2. Mme I... a saisi le 20 juin 2014 la commission de conciliation et d'indemnisation des accidents médicaux (CCI) de Bretagne d'une demande d'indemnisation de ses préjudices. Après réalisation d'une expertise médicale, confiée à un neurochirurgien et un médecin infectiologue, qui ont déposé leur rapport le 6 juillet 2015, cette instance s'est, par un avis du 9 septembre 2015 déclarée incompétente pour connaître de la demande de Mme I..., les dommages subis par celle-ci ne présentant pas le caractère de gravité requis. Le 5 octobre 2016 les consorts I... ont alors saisi le CHU de Rennes d'une réclamation préalable qui a été implicitement rejetée puis ont formé un recours devant le tribunal administratif de Rennes. Par un jugement du 9 mai 2019 ce tribunal a condamné le centre hospitalier universitaire de Rennes à verser à Mme I... la somme de 27 807,21 euros, à M. I... celle de 5 000 euros et de 2 000 euros pour chacun des enfants G..., D... et K... I..., outre la somme de 38 381,06 euros à la caisse primaire d'assurance maladie d'Ille-et-Vilaine et celle de 1 080 euros au titre de l'indemnité forfaitaire de gestion. Les consorts I... relèvent appel de ce jugement en tant qu'il n'a pas fait droit à la totalité de leurs demandes.

Sur la responsabilité du centre hospitalier universitaire de Rennes :

3. Il n'est pas contesté devant la cour que l'infection dont a été victime Mme I... à la suite de l'intervention chirurgicale pratiquée le 5 juin 2013 a un caractère nosocomial et que la réparation des dommages qu'elle a provoqués incombe au centre hospitalier universitaire de Rennes sur le fondement du I de l'article L. 1142-1 du code de la santé publique.

Sur les préjudices :

En ce qui concerne les préjudices de Mme I... :

S'agissant des préjudices de caractère patrimonial :

Quant aux préjudices patrimoniaux de caractère temporaire :

4. Il résulte de l'instruction et notamment du rapport d'expertise du 4 juillet 2015 qu'à l'exception d'une période d'hospitalisation du 25 au 31 juillet 2013, l'état de Mme I... a nécessité l'assistance d'une tierce personne au cours de la période du 12 juillet au 8 novembre 2013 à raison de 2 h par jour ainsi qu'une aide-ménagère à raison de 2 heures par semaine. Si M I..., qui a apporté assistance à son épouse, soutient que le volume de l'aide non spécialisée doit être estimé, non pas à 2 h mais à 3 h par jour, il n'en justifie pas. Il y a alors lieu de retenir, comme l'ont fait les premiers juges, un besoin de 2 heures par jour auquel s'ajoutent 2 heures hebdomadaires d'aide-ménagère. Dans ces conditions, en évaluant à 3 756,54 euros le montant de la somme destinée réparer le préjudice de Mme I... lié au besoin temporaire d'assistance par une tierce personne, les premiers juges ont procédé à une juste appréciation de ce chef de préjudice.

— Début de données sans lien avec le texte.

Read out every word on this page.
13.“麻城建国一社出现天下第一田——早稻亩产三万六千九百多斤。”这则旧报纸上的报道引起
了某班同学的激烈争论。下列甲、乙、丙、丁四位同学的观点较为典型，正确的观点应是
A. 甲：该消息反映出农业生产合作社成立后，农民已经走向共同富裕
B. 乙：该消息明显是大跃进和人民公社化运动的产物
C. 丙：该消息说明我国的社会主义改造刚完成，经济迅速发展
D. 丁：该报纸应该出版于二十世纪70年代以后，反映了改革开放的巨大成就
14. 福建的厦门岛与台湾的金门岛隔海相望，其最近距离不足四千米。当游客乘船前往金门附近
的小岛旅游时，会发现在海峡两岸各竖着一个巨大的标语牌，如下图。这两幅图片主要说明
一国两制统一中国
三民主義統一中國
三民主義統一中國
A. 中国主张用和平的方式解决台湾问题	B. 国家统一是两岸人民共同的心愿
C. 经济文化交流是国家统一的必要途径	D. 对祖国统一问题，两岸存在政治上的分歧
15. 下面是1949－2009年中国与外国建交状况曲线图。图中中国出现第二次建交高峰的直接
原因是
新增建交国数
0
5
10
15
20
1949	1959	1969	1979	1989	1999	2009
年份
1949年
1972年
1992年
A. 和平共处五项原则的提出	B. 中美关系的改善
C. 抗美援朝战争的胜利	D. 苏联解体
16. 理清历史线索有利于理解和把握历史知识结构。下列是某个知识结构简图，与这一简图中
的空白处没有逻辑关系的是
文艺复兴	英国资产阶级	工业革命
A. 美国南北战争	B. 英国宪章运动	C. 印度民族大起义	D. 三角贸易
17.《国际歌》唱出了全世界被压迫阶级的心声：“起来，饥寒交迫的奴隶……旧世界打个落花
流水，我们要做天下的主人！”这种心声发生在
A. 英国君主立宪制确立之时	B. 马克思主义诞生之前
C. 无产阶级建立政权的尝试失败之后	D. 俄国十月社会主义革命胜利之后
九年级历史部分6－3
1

Quant aux préjudices patrimoniaux permanents :

5. Mme I... fait valoir qu'un état dépressif lui a retiré tout élan vital pour retravailler et pouvoir de ce fait disposer d'une retraite plus importante. Toutefois, alors qu'elle exerçait une activité de secrétaire médicale, elle a été, en raison des lombalgies qu'elle présentait, placée en congé de maladie de longue durée en 2005 avant d'être mise à la retraite pour invalidité en 2011. Dans ces conditions, et alors qu'au demeurant elle ne justifie d'aucune démarche en vue de pouvoir exercer de nouveau une activité professionnelle, au besoin après avoir engagé une formation à cet effet, l'infection, survenue en 2013, ne présente pas de lien de causalité directe avec le préjudice tenant à l'incidence professionnelle qu'elle invoque. Par suite, c'est à bon droit que les premiers juges ont écarté la réparation de ce chef de préjudice.

6. Le préjudice esthétique temporaire supporté par Mme I... du fait d'un important amaigrissement peut en l'espèce, être évalué à 1 500 euros. En conséquence, le tribunal a procédé à une juste appréciation de ce chef de préjudice.

S'agissant des préjudices à caractère extra-patrimonial :

7. Eu égard à la fois aux conséquences esthétiques de l'important amaigrissement supporté à titre temporaire par Mme I..., ce préjudice ayant pu être évalué par l'expert à 2/7, et des cicatrices dont elle est restée affecté de manière permanente, évalué à 1,5/7, il a été fait, par le tribunal, une équitable appréciation de ce chef de préjudice en l'évaluant à 1 500 euros.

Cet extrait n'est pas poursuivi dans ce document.